Well, wasn’t that a bracing reality check?

Metallica will be the next to occupy the visitors’ clubhouse – where they’ll suit up for a Sunday SunTrust Park gig. Not to worry. No chance any mere heavy-metal group can trash the place any more than those Astros.

You’ve got to figure the group that gave you such ballads as “Seek & Destroy” and “Creeping Death” will seem, by comparison with Houston, as subdued as a napping baby. The noise they’ll make can’t possibly match the thunderous report of cracking bats still haunting the nightmares of Braves pitchers.

Your combined score for the two games: Astros 26, Braves 8.

If these ‘Stros are the current model for rebuilding a franchise, the Braves better get to work signing some lumberjacks, carnival strongmen and various steel-driving men rather than the next great pitching prospect.

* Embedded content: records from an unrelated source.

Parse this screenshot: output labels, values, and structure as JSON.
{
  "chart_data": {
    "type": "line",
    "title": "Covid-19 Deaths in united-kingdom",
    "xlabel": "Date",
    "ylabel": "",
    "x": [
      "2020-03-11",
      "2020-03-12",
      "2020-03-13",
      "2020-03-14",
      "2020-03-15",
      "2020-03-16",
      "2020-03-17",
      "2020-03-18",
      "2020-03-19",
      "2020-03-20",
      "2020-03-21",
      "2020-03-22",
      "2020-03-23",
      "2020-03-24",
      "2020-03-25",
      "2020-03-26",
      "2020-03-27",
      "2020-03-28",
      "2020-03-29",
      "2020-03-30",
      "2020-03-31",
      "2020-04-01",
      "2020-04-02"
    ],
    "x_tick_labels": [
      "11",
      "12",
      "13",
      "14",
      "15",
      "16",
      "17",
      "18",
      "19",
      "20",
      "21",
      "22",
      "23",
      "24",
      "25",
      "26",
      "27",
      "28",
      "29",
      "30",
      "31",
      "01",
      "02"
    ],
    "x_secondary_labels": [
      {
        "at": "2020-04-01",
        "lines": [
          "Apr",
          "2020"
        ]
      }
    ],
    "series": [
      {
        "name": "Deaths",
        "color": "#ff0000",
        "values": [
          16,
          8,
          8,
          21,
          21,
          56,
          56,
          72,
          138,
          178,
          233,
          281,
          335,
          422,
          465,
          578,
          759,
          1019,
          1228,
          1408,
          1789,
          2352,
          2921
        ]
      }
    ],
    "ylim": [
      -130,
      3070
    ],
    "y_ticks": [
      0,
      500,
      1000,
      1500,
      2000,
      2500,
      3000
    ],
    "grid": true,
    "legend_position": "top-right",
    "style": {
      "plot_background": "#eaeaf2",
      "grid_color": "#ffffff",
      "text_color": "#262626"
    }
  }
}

Anyone who might be so adept at handling a bat. Pronto.

The Astros provided a glimpse at the complete tear-down-and-rebuild program that the Braves are undergoing. Theirs required that they lose in excess of 100 games for three consecutive seasons (2011-13), something the Braves have yet to commit to. And not saying they should. It soon enough will be the Hawks' job to handle all the tanking this town can handle.

Houston went about restocking a little bit differently than the Braves, emphasizing offense. And here they are with a fearsome lineup that leads the majors in runs, hits, homers and average. And, not coincidentally, wins.

It is one thing to read about the upstart Astros and their bombastic bats. And quite another to witness it up close. Seemed like everyone coming to the plate against the Braves – one through eight – was hitting over .300, with double-digit home runs. They all put the ball in play – hard. Extra-base hits were almost expected. They all looked like they had ordered swings through the Joe DiMaggio catalogue.

During the Fourth of July massacre, the Astros amassed 16 runs and 19 hits. More runs in one game than the Braves had scored in their previous five games.

On Wednesday, Braves starter Jaime Garcia did such a good job keeping the Astros off balance at the plate for four innings that the team really should have traded him sometime during the third inning. For he never will display more value than he did by even temporarily stymieing the Astros' hit machine.

And still the Astros won Tuesday 10-4, cranking out 16 more hits.

The question Braves fans will be asking themselves as the Astros bug out of town is whether they would endure the kind of baseball blight those in Houston did, if they knew this kind of potential awaited four or five years down the line? (Yes, Houston still must ultimately win something important in October). If only you could sign up for that kind of guarantee.

And this little mini-series will further inflame the question: What will the Braves rebuild – what with so much emphasis on young pitching rather than young run-producers – look like in a year or two? As highly as the Braves may think of their lineup now, there is no denying they could use a little more of what the Astros brought to SunTrust.

Oh, and by the way, the Astros pitching boasts the fifth lowest team ERA in baseball - and the fourth lowest batting average against.

The best that can be said of the little holiday test against Houston is that Braves have no more meetings with the Astros scheduled this season. Just be thankful that Houston was ushered out of the National League before it got this scary.